Le mendésisme est une autre manifestation du mécontentement des Français. Mendès France prend en main le parti radical en 1955, et regroupe autour de lui des personnalités issues d'horizons très divers : socialistes, syndicalistes, chrétiens de gauche, intellectuels, et beaucoup de jeunes. Le courant catalyse ainsi des aspirations diverses, et montre le besoin de rénovation éprouvé par l'opinion publique.
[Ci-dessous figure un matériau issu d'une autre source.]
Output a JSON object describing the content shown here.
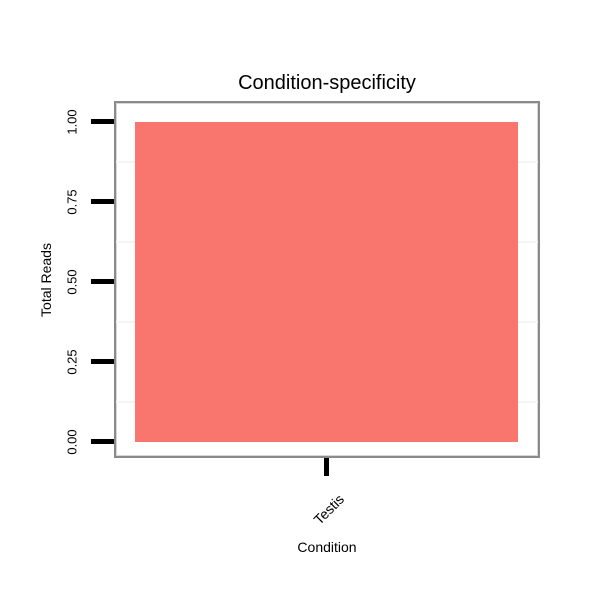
{
  "chart_data": {
    "type": "bar",
    "title": "Condition-specificity",
    "xlabel": "Condition",
    "ylabel": "Total Reads",
    "categories": [
      "Testis"
    ],
    "values": [
      1.0
    ],
    "ylim": [
      0,
      1.0
    ],
    "ytick_labels": [
      "0.00",
      "0.25",
      "0.50",
      "0.75",
      "1.00"
    ],
    "ytick_values": [
      0,
      0.25,
      0.5,
      0.75,
      1.0
    ],
    "minor_grid_values": [
      0.125,
      0.375,
      0.625,
      0.875
    ],
    "grid": "minor-horizontal-only",
    "legend": "none",
    "bar_color": "#F8766D",
    "panel_border_color": "#8A8A8A",
    "grid_color": "#F4F4F4",
    "tick_color": "#000000",
    "text_color": "#000000",
    "background_color": "#FFFFFF"
  }
}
c. La chute d'Edgar Faure et la formation du gouvernement Guy Mollet
Edgar Faure, inquiet de la montée du mendésisme, décide de dissoudre la chambre en décembre 1955. Les élections législatives montrent la poussée du poujadisme, mais donnent la victoire à la gauche du « front républicain ». Le socialiste Guy Mollet est désigné président du Conseil.
Son gouvernement (janvier 1956-mai 1957) est marqué par une politique sociale généreuse (octroi d'une troisième semaine de congés payés, création du Fonds national de solidarité pour la retraite des vieux travailleurs), mais aussi par une politique européenne dynamique (signature du traité de Rome le 25 mars 1957), et par une politique coloniale libérale, sauf en Algérie : la Tunisie et le Maroc accèdent à l'indépendance en mars 1956.
L'aggravation de la situation en Algérie (envoi du contingent, usage de la torture) provoque la division de la majorité et la chute du gouvernement Mollet.
Le régime politique paraît paralysé, bientôt la IVRépublique est à l'agonie.
L'essentiel

Entre 1952 et 1957, plusieurs expériences politiques sont tentées : retour de la droite avec Antoine Pinay, nouveau style gouvernemental sous le gouvernement du radical Pierre Mendès France. Mais l'impuissance du régime et son instabilité sont évidentes, et de nouvelles oppositions naissent, comme le poujadisme. C'est surtout l'aggravation du problème algérien qui plonge le régime dans une crise dont il ne se remettra pas.